Я сидел и размышлял над судьбой Семенкина. Все в ней оказалось не так просто, как думалось до нашей встречи.

Рассказанная им история не вписывалась в сложившуюся в моем сознании схему деления общества тех лет на палачей и жертв, кое-что в ней оставалось вне моего понимания. И действительно, как случилось, что ему в одно и то же время довелось быть и палачом, и жертвой? Кем он был сначала и кем потом? Или сразу тем и другим одновременно?

Семенкин стал палачом, потому что уже был жертвой, заложником системы, безжалостно превратившей его в бездумного «винтика» и заставившей слепо служить ей, выполнять самые бесчеловечные приказы.

Став палачом, он снова превратился в жертву, как ни дико это звучит! И только ли он один? Таких были тысячи и тысячи!

А всему виной годами насаждавшаяся атмосфера страха. Кто помнит атмосферу тех лет, поймет таких, как он, хотя, может быть, и не простит никогда!

Так, значит, всему виной страх? Каким же он должен быть?

И мне захотелось задать ему еще один вопрос.

— И все-таки никак не пойму, — нарушил я затянувшуюся паузу, — как вы могли тогда смалодушничать и взять, как говорится, грех на душу, а потом храбро воевать на фронте?

— Так то фронт! — воскликнул Семенкин. — Я вот, считайте, всю войну в полковой разведке прослужил, десятки раз в тыл к немцам ходил, два ордена Славы имею, до Восточной Пруссии дошел, руку там оставил!
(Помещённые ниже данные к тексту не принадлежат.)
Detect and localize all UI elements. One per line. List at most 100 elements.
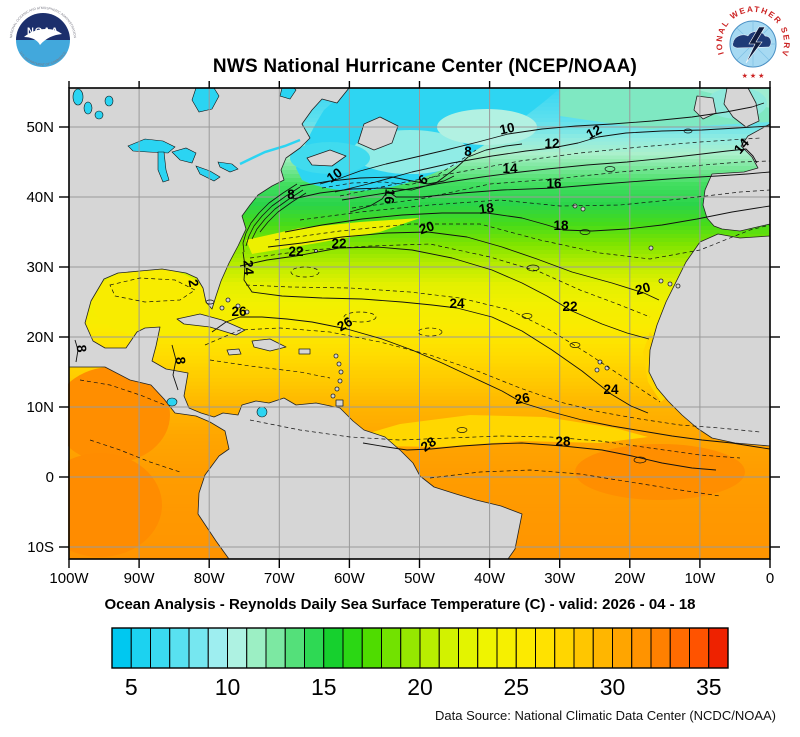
mask-top: [0, 0, 800, 88]
isotherm-label: 2: [185, 278, 201, 288]
lakes-layer: [72, 87, 301, 418]
isotherm-28-mexico: [74, 339, 79, 363]
isotherm-dashed-cell: [417, 327, 443, 337]
isotherm-label: 22: [288, 244, 303, 259]
isotherm-20: [267, 231, 660, 301]
colorbar-segment: [592, 627, 613, 669]
colorbar-segment: [438, 627, 459, 669]
colorbar-tick-label: 10: [215, 674, 241, 700]
isotherm-label: 24: [449, 296, 465, 311]
x-axis-label: 90W: [124, 570, 156, 587]
isotherm-dashed: [351, 160, 771, 209]
colorbar-tick-label: 25: [503, 674, 529, 700]
x-axis-label: 80W: [194, 570, 226, 587]
x-axis-labels: 100W 90W 80W 70W 60W 50W 40W 30W 20W 10W 0: [49, 570, 774, 587]
isotherm-dashed: [209, 359, 331, 379]
colorbar-segment: [689, 627, 710, 669]
colorbar-segment: [111, 627, 132, 669]
france-iberia: [702, 123, 771, 232]
isotherm-16: [349, 171, 771, 213]
isotherm-28: [362, 442, 717, 471]
colorbar-segment: [246, 627, 267, 669]
isotherm-label: 28: [555, 434, 571, 449]
isotherm-label: 26: [334, 314, 355, 335]
graticule: [69, 88, 770, 559]
lake-maracaibo: [256, 406, 268, 418]
jamaica: [226, 348, 242, 356]
americas-landmass: [68, 87, 523, 560]
isotherm-18: [284, 205, 771, 233]
noaa-emblem-sea: [16, 40, 70, 67]
isotherm-label: 18: [478, 200, 495, 217]
colorbar-segment: [669, 627, 690, 669]
colorbar: [111, 627, 729, 669]
colorbar-segment: [419, 627, 440, 669]
isotherm-label: 24: [603, 382, 619, 397]
colorbar-labels: 5 10 15 20 25 30 35: [125, 674, 722, 700]
colorbar-segment: [458, 627, 479, 669]
isotherm-6: [299, 175, 455, 187]
isotherm-label: 26: [514, 390, 532, 407]
isotherm-label: 22: [562, 299, 577, 314]
isotherm-dashed-cell: [343, 311, 377, 323]
lake: [83, 101, 93, 115]
lake: [94, 110, 104, 120]
isotherm-label: 8: [173, 356, 189, 365]
lake-erie: [195, 165, 221, 182]
gulf-of-guinea-warm: [575, 444, 745, 500]
isotherm-dashed: [299, 189, 771, 221]
colorbar-tick-label: 35: [696, 674, 722, 700]
hispaniola: [251, 338, 287, 352]
isotherm-dashed: [429, 469, 721, 497]
colorbar-segment: [150, 627, 171, 669]
newfoundland: [357, 116, 399, 151]
colorbar-segment: [227, 627, 248, 669]
colorbar-tick-label: 5: [125, 674, 138, 700]
mask-left: [0, 0, 69, 737]
colorbar-segment: [130, 627, 151, 669]
isotherm-dashed-cell: [290, 266, 320, 278]
colorbar-tick-label: 30: [600, 674, 626, 700]
isotherm-dashed: [89, 439, 181, 473]
colorbar-segment: [708, 627, 729, 669]
lake-huron: [171, 147, 197, 164]
isotherm-dashed: [274, 223, 771, 260]
isotherm-24: [242, 251, 649, 414]
colorbar-segment: [284, 627, 305, 669]
isotherm-label: 12: [584, 122, 604, 142]
isotherm-label: 22: [331, 236, 346, 251]
lake: [72, 88, 84, 106]
isotherm-label: 18: [553, 218, 569, 233]
isotherm-label: 26: [231, 304, 247, 319]
isotherm-dashed: [249, 419, 741, 459]
isotherm-dashed: [109, 277, 196, 303]
axis-ticks: [59, 81, 780, 568]
colorbar-segment: [207, 627, 228, 669]
colorbar-segment: [631, 627, 652, 669]
isotherm-dashed: [245, 284, 661, 403]
lake-nicaragua: [166, 397, 178, 407]
isotherm-label: 8: [74, 344, 90, 353]
x-axis-label: 10W: [684, 570, 716, 587]
puerto-rico: [298, 348, 311, 355]
x-axis-label: 100W: [49, 570, 89, 587]
x-axis-label: 40W: [474, 570, 506, 587]
colorbar-segment: [400, 627, 421, 669]
lake-michigan: [157, 151, 170, 183]
nova-scotia: [306, 149, 347, 167]
lake-ontario: [217, 161, 239, 173]
y-axis-label: 50N: [26, 119, 54, 136]
colorbar-segment: [477, 627, 498, 669]
y-axis-label: 10N: [26, 399, 54, 416]
noaa-logo: NOAA NATIONAL OCEANIC AND ATMOSPHERIC AD…: [8, 4, 78, 74]
y-axis-label: 0: [46, 469, 54, 486]
isotherm-26: [211, 316, 771, 450]
isotherm-28-pacific: [171, 344, 179, 391]
isotherm-label: 20: [634, 279, 652, 297]
isotherm-dashed: [204, 327, 761, 433]
colorbar-segment: [573, 627, 594, 669]
colorbar-segment: [612, 627, 633, 669]
y-axis-label: 30N: [26, 259, 54, 276]
isotherm-22: [239, 246, 650, 340]
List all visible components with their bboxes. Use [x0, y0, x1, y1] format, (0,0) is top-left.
В сорок втором в партии меня восстановили, под Сталинградом! Всякое было, но на войне страх другой, меня от него в жар бросало!.. А тогда, в этом проклятом тридцать седьмом, страх был холодный, липкий какой-то, мне от него самому на себя противно смотреть было!

Семенкин прервал свой взволнованный монолог, помолчал немного, потом очень тихо сказал:

— Я, может, всю войну свою вину перед теми людьми замаливал, а только когда в госпитале лежал уже после войны, понял, что никакие военные подвиги мою вину не искупят!.. Так и жил с ней все эти годы!

Он сказал это так искренне, что я готов был даже посочувствовать ему. Имел ли он право на сочувствие? Заслуживал ли снисхождения? Скажу честно, я не мог сам себе ответить на эти вопросы.

Но Семенкин, похоже; и не рассчитывал на мое участие. Он как-то виновато улыбнулся, стряхнул пепел с папиросы и добавил:

— Поговорил вот с вами, выговорился, может, впервые в жизни, даже как-то легче стало.

Пора было заканчивать нашу беседу. Мне оставалось выяснить последний вопрос:

— Кто мог бы подтвердить ваши слова?

— Сырокваш мог бы, да кое-кто из его ближайших приспешников. Только их еще в тридцать девятом всех к стенке поставили…

Семенкин задумался на мгновение, потом решительно сказал:

— А про Бондаренко вы у Котлячкова спросите, он тогда у нас начальником учетно-архивного отделения был. Думаю, он все знает: слухи-то от него как раз исходили…

10

Допрашивать Семенкина Осипов не стая. Вместо этого он попросил меня составить справку по результатам беседы с ним и приобщил ее к материалам проверки заявления Анны Тимофеевны Бондаренко.